Coastal and Offshore Storm of April 14-16: This event began as a coastal redevelopment of an inland low, as shown in the first part of Figure 14. The center moved offshore and became a storm near 33N 74W at 0000 UTC April 15, stalled, and then looped to the south on the 16th, blocked by strong high pressure to the north. Although the lowest pressure was only 1000 hPa, the storm was remarkable for the seas generated with north to northeast winds to 55 kts opposing the Gulf Stream, including the highest seas reported during the four-month period in the North Atlantic. There were several reports of seas over 40 ft (12 m) and are listed in Table 4 below. The storm then weakened to a gale near 31N 70W at 0000 UTC on the 17th and reformed as a new center near 36N 61W, which moved off to the northeast before stalling in the central North Atlantic.

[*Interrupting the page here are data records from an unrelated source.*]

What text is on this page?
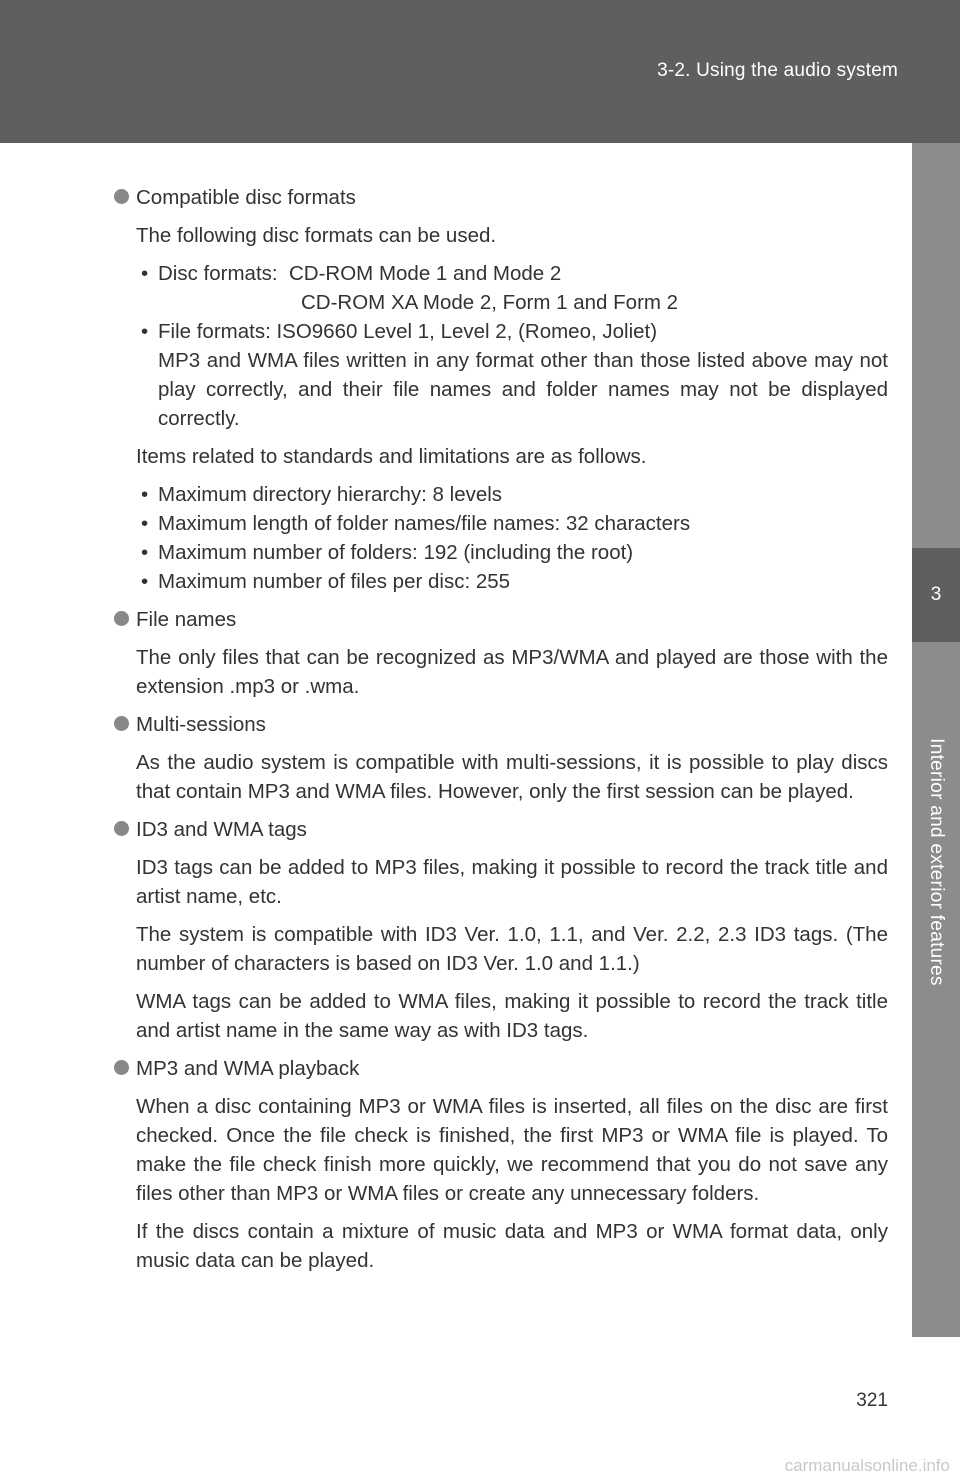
3-2. Using the audio system
3
Interior and exterior features
Compatible disc formats
The following disc formats can be used.
• Disc formats:  CD-ROM Mode 1 and Mode 2
CD-ROM XA Mode 2, Form 1 and Form 2
• File formats: ISO9660 Level 1, Level 2, (Romeo, Joliet)
MP3 and WMA files written in any format other than those listed above may not play correctly, and their file names and folder names may not be displayed correctly.
Items related to standards and limitations are as follows.
• Maximum directory hierarchy: 8 levels
• Maximum length of folder names/file names: 32 characters
• Maximum number of folders: 192 (including the root)
• Maximum number of files per disc: 255
File names
The only files that can be recognized as MP3/WMA and played are those with the extension .mp3 or .wma.
Multi-sessions
As the audio system is compatible with multi-sessions, it is possible to play discs that contain MP3 and WMA files. However, only the first session can be played.
ID3 and WMA tags
ID3 tags can be added to MP3 files, making it possible to record the track title and artist name, etc.
The system is compatible with ID3 Ver. 1.0, 1.1, and Ver. 2.2, 2.3 ID3 tags. (The number of characters is based on ID3 Ver. 1.0 and 1.1.)
WMA tags can be added to WMA files, making it possible to record the track title and artist name in the same way as with ID3 tags.
MP3 and WMA playback
When a disc containing MP3 or WMA files is inserted, all files on the disc are first checked. Once the file check is finished, the first MP3 or WMA file is played. To make the file check finish more quickly, we recommend that you do not save any files other than MP3 or WMA files or create any unnecessary folders.
If the discs contain a mixture of music data and MP3 or WMA format data, only music data can be played.
321
carmanualsonline.info
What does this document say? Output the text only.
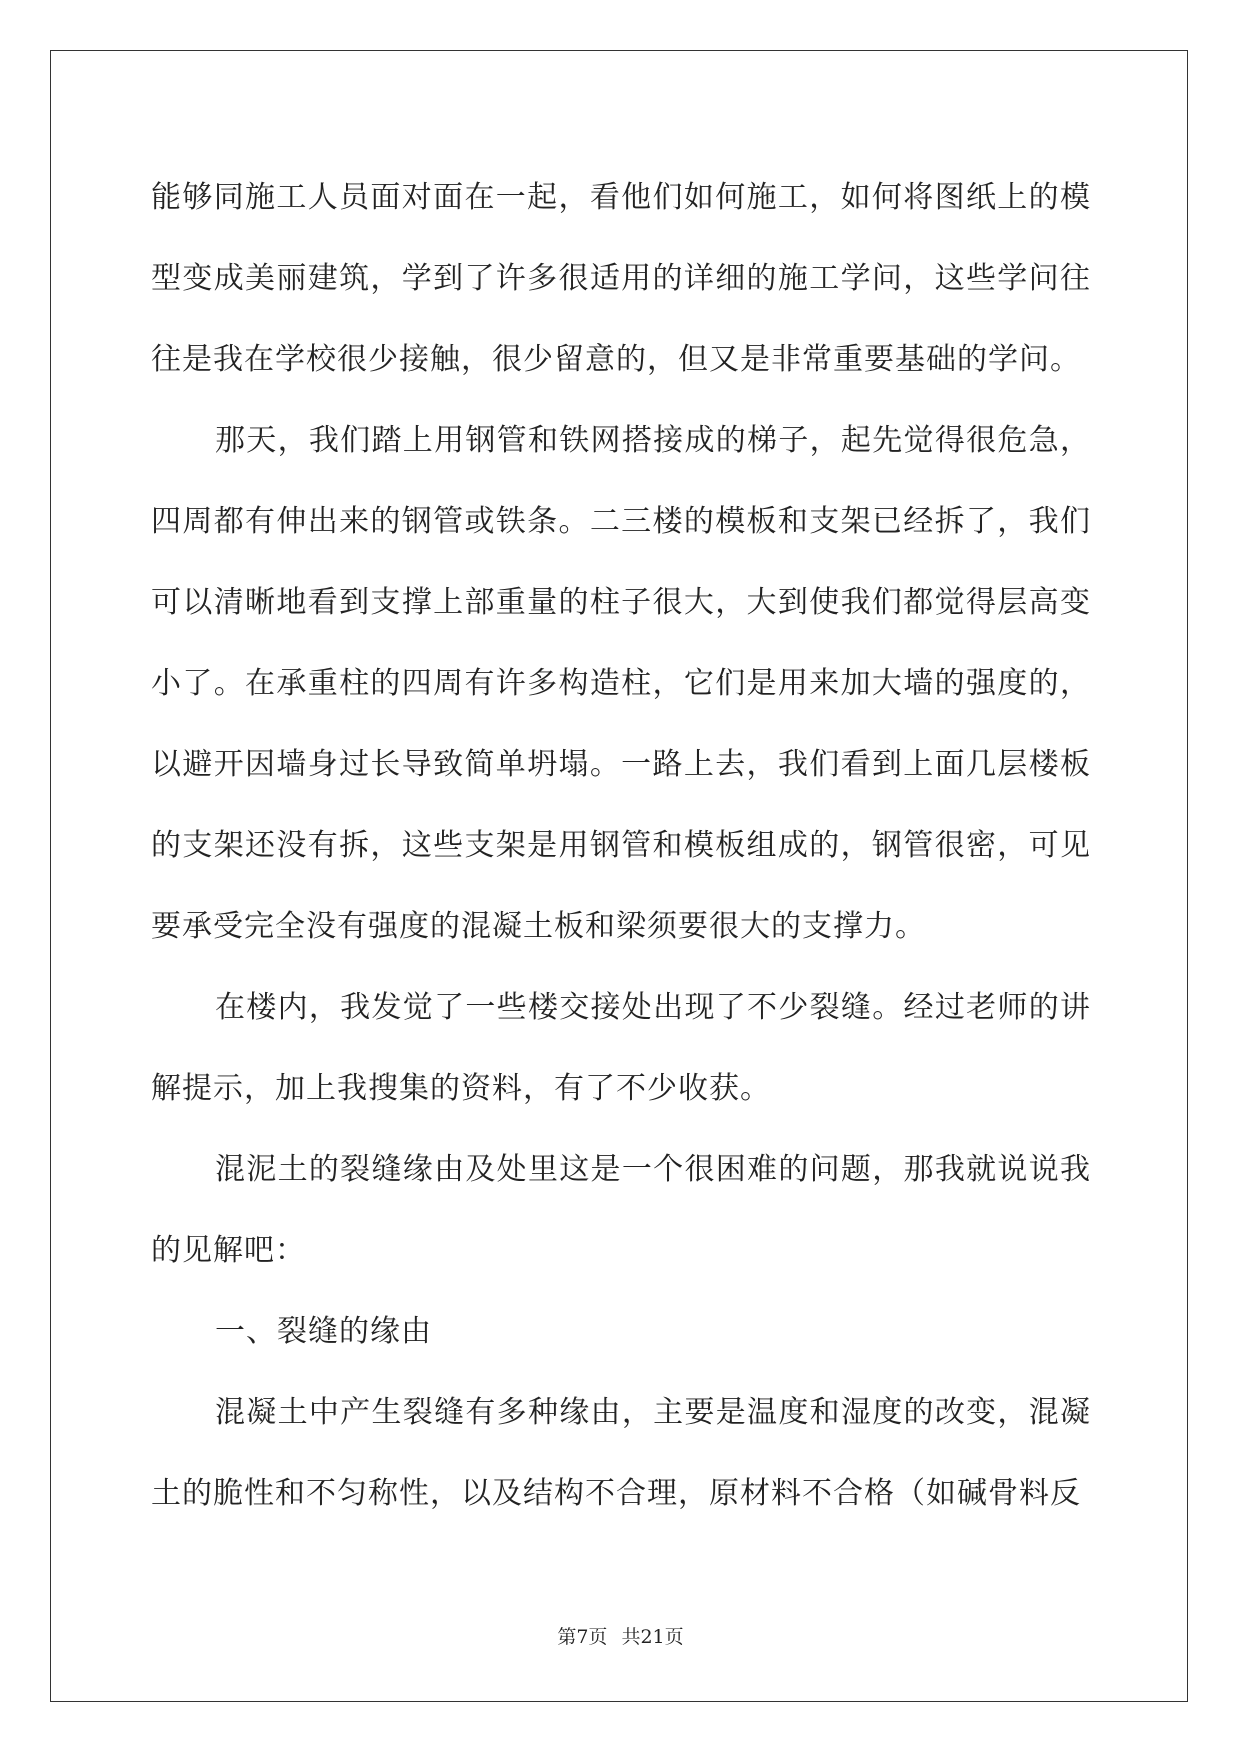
能够同施工人员面对面在一起，看他们如何施工，如何将图纸上的模型变成美丽建筑，学到了许多很适用的详细的施工学问，这些学问往往是我在学校很少接触，很少留意的，但又是非常重要基础的学问。

那天，我们踏上用钢管和铁网搭接成的梯子，起先觉得很危急，四周都有伸出来的钢管或铁条。二三楼的模板和支架已经拆了，我们可以清晰地看到支撑上部重量的柱子很大，大到使我们都觉得层高变小了。在承重柱的四周有许多构造柱，它们是用来加大墙的强度的，以避开因墙身过长导致简单坍塌。一路上去，我们看到上面几层楼板的支架还没有拆，这些支架是用钢管和模板组成的，钢管很密，可见要承受完全没有强度的混凝土板和梁须要很大的支撑力。

在楼内，我发觉了一些楼交接处出现了不少裂缝。经过老师的讲解提示，加上我搜集的资料，有了不少收获。

混泥土的裂缝缘由及处里这是一个很困难的问题，那我就说说我的见解吧：

一、裂缝的缘由

混凝土中产生裂缝有多种缘由，主要是温度和湿度的改变，混凝土的脆性和不匀称性，以及结构不合理，原材料不合格（如碱骨料反

第7页 共21页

OBSERVATION POSITION DATE/TIME (UTC) WIND (kt) SEAS (m/ft)
Galveston Bay (WPKD) 39N 68W 15/1800 NE 51 11.5/37
Zim Iberia (4XFP) 34N 77W 15/1800 NE 55 11.5/37
Lykes Explorer (WGLA) 36N 75W 15/1800 N 45 6.5/21
Buoy 41001 35N 71W 16/0000 NE 35 7.5/25
SHIP 32.7N 76.5W 16/1200 N 50 11.5/38
SHIP 33N 77W 16/1200 N 35 6.0/19
SHIP 33.5N 76.4W 16/1800 N 50 13.5/44
SHIP 33.2N 75.8W 16/1800 N 50 17.0/56
Hoechst Express (DHER) 34.3N 75.9W 16/1800 N 55 8.0/26
Green Dale (WCZ5238) 33.5N 77.5W 16/1800 NE 35 4.5/15
SeaLand Producer (WJBJ) 36N 71W 17/0000 NE 40 13.0/42
SHIP 34N 75W 17/0600 NE 35 9.0/29

References

1. Sienkiewicz, J. and Chesneau, L., Mariner's Guide to the 500-Millibar Chart (Mariners Weather Log, Winter 1995).

2. Smith, Deborah K. and Wentz, Frank, Remote Sensing Systems, Santa Rosa, CA (E-mail communication through Sienkiewicz, Joseph (OPC), February 18, 2005).